If you notice yourself approving without reading, that’s not a discipline problem. It’s a signal that your approval policy needs recalibration. The fix isn’t “pay more attention.” The fix is fewer, higher-stakes approval gates.

How It Plays Out

A developer configures her agent with a strict approval policy: every file write, every shell command, every git operation requires confirmation. The first morning, she reviews each action carefully. By afternoon, the agent has prompted her 73 times. She’s approving shell commands mid-sentence in a Slack conversation, glancing at the first line of each diff and hitting enter. On approval number 68, the agent runs a database migration script against the staging environment instead of the dev environment. She approved it. The command was right there in the prompt, but she’d stopped reading prompts an hour ago. The staging data takes two hours to restore.

A team running parallel agents across worktree isolation takes a different approach. Each agent operates autonomously within its worktree: reading, writing, testing, iterating. The only approval gate is the pull request. A human reviews the final diff, not the hundred intermediate steps that produced it. The review load is four or five PRs per day instead of hundreds of individual actions. Each PR gets ten minutes of genuine attention. The team catches more bugs in review than they did under the old approve-everything model, because the reviewers aren’t exhausted.

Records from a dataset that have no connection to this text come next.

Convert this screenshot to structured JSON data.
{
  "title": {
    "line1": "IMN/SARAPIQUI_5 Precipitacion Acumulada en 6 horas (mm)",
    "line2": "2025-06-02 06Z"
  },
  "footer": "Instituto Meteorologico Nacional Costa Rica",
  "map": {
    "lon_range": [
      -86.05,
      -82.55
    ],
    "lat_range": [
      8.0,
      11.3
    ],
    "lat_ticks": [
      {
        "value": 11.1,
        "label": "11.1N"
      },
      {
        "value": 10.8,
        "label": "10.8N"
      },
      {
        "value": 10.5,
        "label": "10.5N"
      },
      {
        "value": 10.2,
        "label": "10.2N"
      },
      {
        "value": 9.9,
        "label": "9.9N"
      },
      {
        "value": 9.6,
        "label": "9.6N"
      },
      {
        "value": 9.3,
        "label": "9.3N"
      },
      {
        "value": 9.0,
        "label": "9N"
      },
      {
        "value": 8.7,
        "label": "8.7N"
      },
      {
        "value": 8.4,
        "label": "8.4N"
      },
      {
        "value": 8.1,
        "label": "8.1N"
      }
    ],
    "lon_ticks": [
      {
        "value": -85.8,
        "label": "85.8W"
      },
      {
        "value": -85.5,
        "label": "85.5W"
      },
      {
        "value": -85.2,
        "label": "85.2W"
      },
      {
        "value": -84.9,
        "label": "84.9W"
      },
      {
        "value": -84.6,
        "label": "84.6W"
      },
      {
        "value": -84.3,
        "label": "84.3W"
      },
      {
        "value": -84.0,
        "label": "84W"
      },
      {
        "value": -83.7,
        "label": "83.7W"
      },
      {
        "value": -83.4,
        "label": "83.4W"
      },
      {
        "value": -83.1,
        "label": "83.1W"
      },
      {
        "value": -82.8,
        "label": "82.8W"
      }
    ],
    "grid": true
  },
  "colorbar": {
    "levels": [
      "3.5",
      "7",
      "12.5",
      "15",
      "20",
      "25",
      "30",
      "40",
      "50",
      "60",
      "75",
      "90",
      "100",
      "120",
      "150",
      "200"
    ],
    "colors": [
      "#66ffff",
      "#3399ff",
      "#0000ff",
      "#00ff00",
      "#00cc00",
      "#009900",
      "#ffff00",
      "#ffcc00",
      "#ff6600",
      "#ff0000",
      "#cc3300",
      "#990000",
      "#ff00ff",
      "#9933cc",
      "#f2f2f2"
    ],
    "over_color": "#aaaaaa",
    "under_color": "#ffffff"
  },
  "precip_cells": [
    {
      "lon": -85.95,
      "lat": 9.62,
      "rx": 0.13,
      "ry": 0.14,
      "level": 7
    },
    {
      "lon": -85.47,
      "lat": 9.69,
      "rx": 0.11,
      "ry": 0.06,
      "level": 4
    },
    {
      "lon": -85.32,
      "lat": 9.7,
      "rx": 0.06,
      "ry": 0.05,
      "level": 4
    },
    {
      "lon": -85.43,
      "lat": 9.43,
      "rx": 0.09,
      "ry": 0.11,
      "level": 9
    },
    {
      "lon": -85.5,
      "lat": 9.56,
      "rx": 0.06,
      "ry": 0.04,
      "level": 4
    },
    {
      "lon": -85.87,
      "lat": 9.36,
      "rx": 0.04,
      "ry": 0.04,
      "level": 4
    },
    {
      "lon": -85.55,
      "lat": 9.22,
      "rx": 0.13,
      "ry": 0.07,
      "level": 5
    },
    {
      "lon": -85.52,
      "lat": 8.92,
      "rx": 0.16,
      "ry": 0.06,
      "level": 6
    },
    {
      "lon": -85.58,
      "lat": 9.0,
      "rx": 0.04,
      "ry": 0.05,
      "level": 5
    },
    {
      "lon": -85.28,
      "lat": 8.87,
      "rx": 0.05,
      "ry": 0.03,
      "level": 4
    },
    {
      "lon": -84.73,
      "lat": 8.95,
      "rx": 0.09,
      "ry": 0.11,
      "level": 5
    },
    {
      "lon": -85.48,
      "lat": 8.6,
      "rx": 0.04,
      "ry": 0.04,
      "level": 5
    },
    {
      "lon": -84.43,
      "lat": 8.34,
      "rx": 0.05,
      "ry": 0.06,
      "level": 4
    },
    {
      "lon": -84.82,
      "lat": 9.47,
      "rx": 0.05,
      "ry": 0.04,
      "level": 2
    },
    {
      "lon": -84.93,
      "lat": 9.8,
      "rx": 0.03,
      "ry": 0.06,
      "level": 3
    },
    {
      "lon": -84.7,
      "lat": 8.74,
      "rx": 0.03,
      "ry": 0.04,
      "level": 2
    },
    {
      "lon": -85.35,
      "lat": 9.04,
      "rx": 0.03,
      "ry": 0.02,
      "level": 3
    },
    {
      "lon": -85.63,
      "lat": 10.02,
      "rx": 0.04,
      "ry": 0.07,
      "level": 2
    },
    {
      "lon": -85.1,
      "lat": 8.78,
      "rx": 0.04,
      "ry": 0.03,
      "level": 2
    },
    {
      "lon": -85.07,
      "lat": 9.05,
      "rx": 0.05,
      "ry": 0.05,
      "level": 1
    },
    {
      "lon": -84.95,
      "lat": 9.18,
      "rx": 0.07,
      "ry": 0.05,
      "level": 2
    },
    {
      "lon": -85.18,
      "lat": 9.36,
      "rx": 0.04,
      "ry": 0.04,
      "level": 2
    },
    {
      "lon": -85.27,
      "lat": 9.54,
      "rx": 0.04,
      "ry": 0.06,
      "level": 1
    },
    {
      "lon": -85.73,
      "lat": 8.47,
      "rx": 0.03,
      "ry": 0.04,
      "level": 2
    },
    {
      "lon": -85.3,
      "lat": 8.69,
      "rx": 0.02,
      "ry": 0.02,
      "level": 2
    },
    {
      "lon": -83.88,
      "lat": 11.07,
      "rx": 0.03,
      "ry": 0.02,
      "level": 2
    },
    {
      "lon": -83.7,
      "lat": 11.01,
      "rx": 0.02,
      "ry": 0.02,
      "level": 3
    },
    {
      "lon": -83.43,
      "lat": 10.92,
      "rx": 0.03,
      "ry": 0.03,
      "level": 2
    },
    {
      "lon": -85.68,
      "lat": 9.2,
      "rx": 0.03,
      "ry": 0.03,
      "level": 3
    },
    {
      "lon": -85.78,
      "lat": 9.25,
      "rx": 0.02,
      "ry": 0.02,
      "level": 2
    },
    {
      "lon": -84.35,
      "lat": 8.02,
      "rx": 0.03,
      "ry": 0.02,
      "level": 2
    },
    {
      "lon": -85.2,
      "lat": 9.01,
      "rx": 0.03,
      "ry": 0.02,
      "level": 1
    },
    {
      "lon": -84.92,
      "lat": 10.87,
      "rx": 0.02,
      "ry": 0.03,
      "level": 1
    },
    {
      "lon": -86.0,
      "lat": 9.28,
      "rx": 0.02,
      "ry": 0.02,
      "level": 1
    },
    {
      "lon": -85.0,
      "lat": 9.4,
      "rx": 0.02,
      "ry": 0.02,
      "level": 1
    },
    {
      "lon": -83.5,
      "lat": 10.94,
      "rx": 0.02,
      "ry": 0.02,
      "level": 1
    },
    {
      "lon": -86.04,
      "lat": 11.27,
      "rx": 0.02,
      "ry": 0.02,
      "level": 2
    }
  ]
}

  • Prevented by: Approval Policy – a well-calibrated policy reduces approval volume to a level humans can sustain.
  • Prevented by: Bounded Autonomy – precise autonomy boundaries eliminate unnecessary approval gates.
  • Degrades: Human in the Loop – fatigue turns meaningful human oversight into reflexive rubber-stamping.
  • Mitigated by: Eval – automated evaluation catches errors that fatigued reviewers miss.
  • Mitigated by: Steering Loop – batching reviews into coherent units reduces prompt count and improves review quality.

Sources

Franklin et al. identified approval fatigue as a human-in-the-loop trap in “AI Agent Traps” (Google DeepMind, 2025), documenting how high-volume approval requests degrade oversight quality in agentic systems.

Goddard, Roudsari, and Wyatt studied automation bias in clinical decision support systems (2012), establishing the broader cognitive pattern: when humans interact with automated systems that are usually correct, they stop independently verifying outputs.